Prada Group CEO Andrea Guerra said amid the US tariff debacle that it’s not tariffs that worry him, but cautioned that the larger uncertainty unleashed by continued tariff battles is much more detrimental to business confidence and long-term planning. He added that they’re clearly entering a more difficult period, but the fundamentals for success are still within their reach.
Guerra’s remarks at the Family Business Forum in Arezzo, Italy, come as the luxury sector grapples with a confluence of challenges. These include a cooling Chinese economy, ongoing geopolitical tensions, shifting consumer behaviours, and growing generational divides. Global sales expansion is decelerating, particularly in North America and certain parts of Asia, and the post-pandemic boom in luxury spending is also diminishing. For several brands, trade policy uncertainty, particularly under a second Trump term, provides still another complication.

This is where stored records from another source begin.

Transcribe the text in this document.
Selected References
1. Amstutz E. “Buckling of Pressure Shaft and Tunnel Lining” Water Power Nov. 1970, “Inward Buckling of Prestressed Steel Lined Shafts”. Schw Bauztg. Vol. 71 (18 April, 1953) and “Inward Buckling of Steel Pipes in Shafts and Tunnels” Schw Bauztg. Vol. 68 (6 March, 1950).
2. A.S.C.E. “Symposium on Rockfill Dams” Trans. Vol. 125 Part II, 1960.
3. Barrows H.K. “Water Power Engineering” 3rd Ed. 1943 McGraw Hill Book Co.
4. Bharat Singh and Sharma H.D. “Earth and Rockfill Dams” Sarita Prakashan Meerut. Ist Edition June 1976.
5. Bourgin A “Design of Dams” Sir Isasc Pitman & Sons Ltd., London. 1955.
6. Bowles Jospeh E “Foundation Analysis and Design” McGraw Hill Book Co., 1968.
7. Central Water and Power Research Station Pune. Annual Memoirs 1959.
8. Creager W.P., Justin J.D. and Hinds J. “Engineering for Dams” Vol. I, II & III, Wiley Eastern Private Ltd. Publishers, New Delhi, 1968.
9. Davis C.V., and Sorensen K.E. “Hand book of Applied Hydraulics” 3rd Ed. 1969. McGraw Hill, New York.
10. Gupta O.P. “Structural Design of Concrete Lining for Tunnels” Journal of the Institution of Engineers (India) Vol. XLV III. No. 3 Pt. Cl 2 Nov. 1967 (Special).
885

Guerra also addressed a wider cultural change within the luxury category, and among younger generations in general. He noted that they are confronting a new generation that does not automatically accept what comes from America. This generation is seeking authenticity, not rhetoric. They are looking for brands and leaders to back up words with action, pointing to his own children as representative of this changing mentality.

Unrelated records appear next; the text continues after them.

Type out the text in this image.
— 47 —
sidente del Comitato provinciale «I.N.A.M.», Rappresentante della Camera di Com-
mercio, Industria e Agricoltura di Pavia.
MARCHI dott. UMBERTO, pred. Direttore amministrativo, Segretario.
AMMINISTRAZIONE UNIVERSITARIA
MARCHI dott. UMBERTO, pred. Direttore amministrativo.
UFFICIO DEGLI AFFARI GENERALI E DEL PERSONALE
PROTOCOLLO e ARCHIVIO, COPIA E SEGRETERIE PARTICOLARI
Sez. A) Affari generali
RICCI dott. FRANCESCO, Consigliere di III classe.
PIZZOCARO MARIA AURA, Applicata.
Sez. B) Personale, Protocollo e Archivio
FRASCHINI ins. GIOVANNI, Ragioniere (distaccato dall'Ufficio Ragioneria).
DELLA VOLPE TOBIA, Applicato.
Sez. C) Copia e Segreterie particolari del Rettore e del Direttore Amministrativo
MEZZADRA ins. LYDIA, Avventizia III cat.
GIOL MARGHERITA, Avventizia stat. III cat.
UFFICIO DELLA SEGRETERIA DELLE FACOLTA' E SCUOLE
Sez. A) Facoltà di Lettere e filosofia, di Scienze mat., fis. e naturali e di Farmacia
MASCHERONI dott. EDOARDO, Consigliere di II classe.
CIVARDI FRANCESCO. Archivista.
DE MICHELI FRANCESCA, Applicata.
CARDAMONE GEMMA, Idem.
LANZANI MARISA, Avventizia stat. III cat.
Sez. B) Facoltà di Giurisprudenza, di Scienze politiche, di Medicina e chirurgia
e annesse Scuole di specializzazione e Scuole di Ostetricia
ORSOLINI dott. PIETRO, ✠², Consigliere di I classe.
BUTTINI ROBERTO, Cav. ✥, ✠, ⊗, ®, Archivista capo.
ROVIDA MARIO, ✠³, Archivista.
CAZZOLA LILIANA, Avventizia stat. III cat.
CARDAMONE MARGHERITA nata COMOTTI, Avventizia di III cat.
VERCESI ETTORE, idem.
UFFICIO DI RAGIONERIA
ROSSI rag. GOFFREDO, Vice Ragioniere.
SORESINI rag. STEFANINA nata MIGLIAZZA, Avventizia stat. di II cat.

Guerra announced that Prada will begin reviving iconic Italian fashion house Versace within the next four to five months. Once a key player in Italian luxury, Versace has lost some of its lustre, and Prada now aims to see how far it can be revitalised over the next one to five years.
Admitting the long-term nature of such a revival, Guerra emphasised that a conscious and measured strategy is needed. He explained that in luxury, patience isn’t optional—it’s essential, and calm and clarity are key when embarking on a new journey.